Rising Medical Costs: A Silent Threat
The cost of healthcare in India is growing faster than our savings. A simple hospitalization for a minor surgery can easily cross ₹1–2 lakhs. Medical inflation is rising at ~14% per year, and this isn’t just a number—it’s a financial risk.
If we don’t plan today, tomorrow’s medical bills can wipe out our hard-earned savings.
Real-Life Example: A Wake-Up Call
Last year, my close friend Rajiv’s father suffered a sudden cardiac arrest. The treatment cost over ₹4.5 lakhs at a reputed hospital. Luckily, Rajiv had bought a health insurance plan a year before, and most of the expenses were covered under cashless claim.
Had he not taken that step, the financial burden could have derailed their family’s future plans. This made me realize—health insurance isn’t optional anymore. It’s a necessity.
What Exactly Is a Health Insurance Plan?
A health insurance plan is a contract where the insurer pays for your medical expenses in exchange for a premium. These expenses could include:
Hospitalization (pre and post)
Surgeries
Daycare procedures
Medicines
Diagnostic tests
Why You and Your Family Need It
Here’s why every Indian household should prioritize a health insurance plan:
✔️ Protects savings during medical emergencies
✔️ Offers peace of mind in stressful situations
✔️ Provides access to better healthcare
✔️ Many policies offer tax benefits under Section 80D
Go for a Family Floater Plan
Instead of buying individual plans, choose a Family Floater Health Insurance Policy. It covers your entire family—spouse, children, parents—under one premium.
For example, a ₹10 lakh cover for a family of four can be more cost-effective than buying separate ₹2.5 lakh covers.
How Much Cover Should You Choose?
Your ideal sum insured depends on:
Family size
City of residence (metro or non-metro)
Age of family members
✅ Tip: In metros, consider at least ₹10–15 lakhs for a family of four.

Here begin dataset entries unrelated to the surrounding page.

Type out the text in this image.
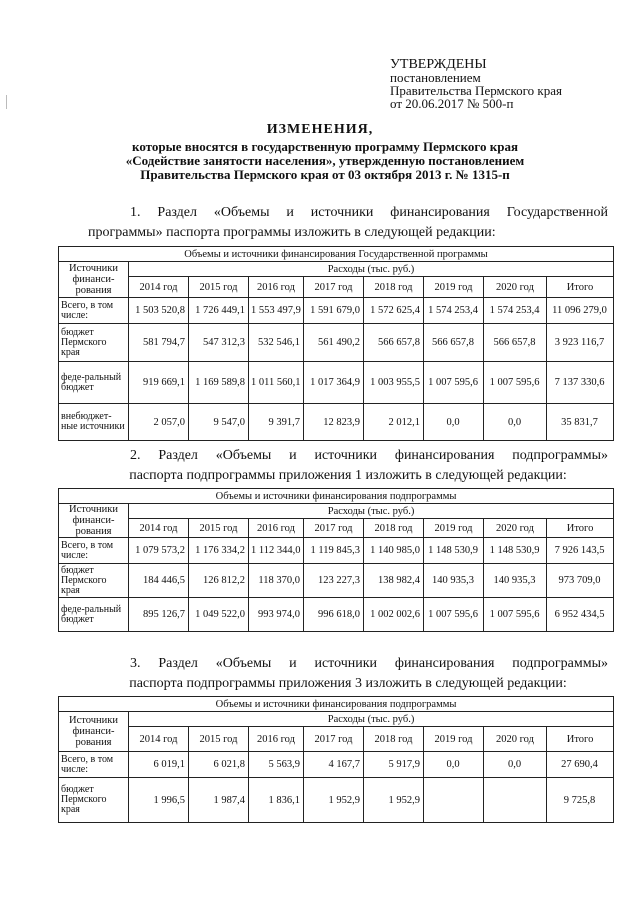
УТВЕРЖДЕНЫ
постановлением
Правительства Пермского края
от 20.06.2017 № 500-п
ИЗМЕНЕНИЯ,
которые вносятся в государственную программу Пермского края
«Содействие занятости населения», утвержденную постановлением
Правительства Пермского края от 03 октября 2013 г. № 1315-п
1. Раздел «Объемы и источники финансирования Государственной
программы» паспорта программы изложить в следующей редакции:
Объемы и источники финансирования Государственной программы								
Источники финанси-рования	Расходы (тыс. руб.)							
	2014 год	2015 год	2016 год	2017 год	2018 год	2019 год	2020 год	Итого
Всего, в том числе:	1 503 520,8	1 726 449,1	1 553 497,9	1 591 679,0	1 572 625,4	1 574 253,4	1 574 253,4	11 096 279,0
бюджет Пермского края	581 794,7	547 312,3	532 546,1	561 490,2	566 657,8	566 657,8	566 657,8	3 923 116,7
феде-ральный бюджет	919 669,1	1 169 589,8	1 011 560,1	1 017 364,9	1 003 955,5	1 007 595,6	1 007 595,6	7 137 330,6
внебюджет-ные источники	2 057,0	9 547,0	9 391,7	12 823,9	2 012,1	0,0	0,0	35 831,7
2. Раздел «Объемы и источники финансирования подпрограммы»
паспорта подпрограммы приложения 1 изложить в следующей редакции:
Объемы и источники финансирования подпрограммы								
Источники финанси-рования	Расходы (тыс. руб.)							
	2014 год	2015 год	2016 год	2017 год	2018 год	2019 год	2020 год	Итого
Всего, в том числе:	1 079 573,2	1 176 334,2	1 112 344,0	1 119 845,3	1 140 985,0	1 148 530,9	1 148 530,9	7 926 143,5
бюджет Пермского края	184 446,5	126 812,2	118 370,0	123 227,3	138 982,4	140 935,3	140 935,3	973 709,0
феде-ральный бюджет	895 126,7	1 049 522,0	993 974,0	996 618,0	1 002 002,6	1 007 595,6	1 007 595,6	6 952 434,5
3. Раздел «Объемы и источники финансирования подпрограммы»
паспорта подпрограммы приложения 3 изложить в следующей редакции:
Объемы и источники финансирования подпрограммы								
Источники финанси-рования	Расходы (тыс. руб.)							
	2014 год	2015 год	2016 год	2017 год	2018 год	2019 год	2020 год	Итого
Всего, в том числе:	6 019,1	6 021,8	5 563,9	4 167,7	5 917,9	0,0	0,0	27 690,4
бюджет Пермского края	1 996,5	1 987,4	1 836,1	1 952,9	1 952,9			9 725,8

What is Co-Pay? Choose Wisely
Co-pay is the percentage of the hospital bill you agree to pay from your own pocket. Avoid policies with a high co-pay clause—it defeats the purpose of full coverage.
💡 Example: A 20% co-pay on ₹1 lakh means you pay ₹20,000.
Cashless Is Better Than Reimbursement
Opt for health plans that offer cashless claim settlement in a wide network of hospitals. It removes the burden of arranging cash during emergencies.
Smart Tip: Store Insurance Details Safely
Always store your policy copy, e-card, and premium payment receipts digitally—in your email or Google Drive—so they’re easy to access in emergencies.
EMIs Are Now Possible
Don’t postpone health insurance because of high premium costs. Many companies now allow you to pay premiums in easy EMIs—monthly, quarterly, or bi-annually.
7 Things to Consider Before Buying a Health Insurance Plan
When choosing a plan, consider the following:
Cashless Treatment Availability
– Ensures peace of mind and no need for upfront cash.Network of Hospitals
– Check if good hospitals in your city are in the insurer’s network.Pre & Post Hospitalization Expenses
– Look for policies covering expenses up to 30–60 days before and after hospitalization.No Claim Bonus (NCB)
– Increases your sum insured each year you don’t make a claim.Claim Settlement Ratio
– Choose insurers with a high ratio—preferably above 95%.Co-pay Clause
– Lower or no co-pay gives you more complete protection.Waiting Period
– Every policy has a waiting period (usually 2–4 years) for pre-existing diseases. Choose wisely.
Final Thoughts: Invest in Health, Not Just Wealth
In today’s world, Health Insurance Plans are more than just paperwork—they’re a powerful shield that protects your dreams. No one wants to fall sick, but life is uncertain.
Having the right health cover gives you the power to face emergencies with confidence, not fear.
And if you’re serious about building a healthier financial future for your family, WealthVichar is here to guide you—step by step.
FAQs – Quick Answers to Common Questions
Q. Is health insurance mandatory in India?
No, but it’s strongly recommended due to rising medical costs and emergencies.
Q. What’s the difference between individual and family floater plans?
Individual plans cover one person. Floater plans cover multiple family members under one premium.
Q. Can I change my health insurer later?
Yes, under IRDAI’s portability rules, you can switch insurers while retaining your benefits.
Q. Are health insurance premiums eligible for tax deduction?
Yes, under Section 80D of the Income Tax Act, up to ₹25,000–₹75,000 depending on age.
Disclaimer:
This blog is for informational purposes only and does not constitute insurance advice. Please consult a certified insurance advisor before making any policy decisions.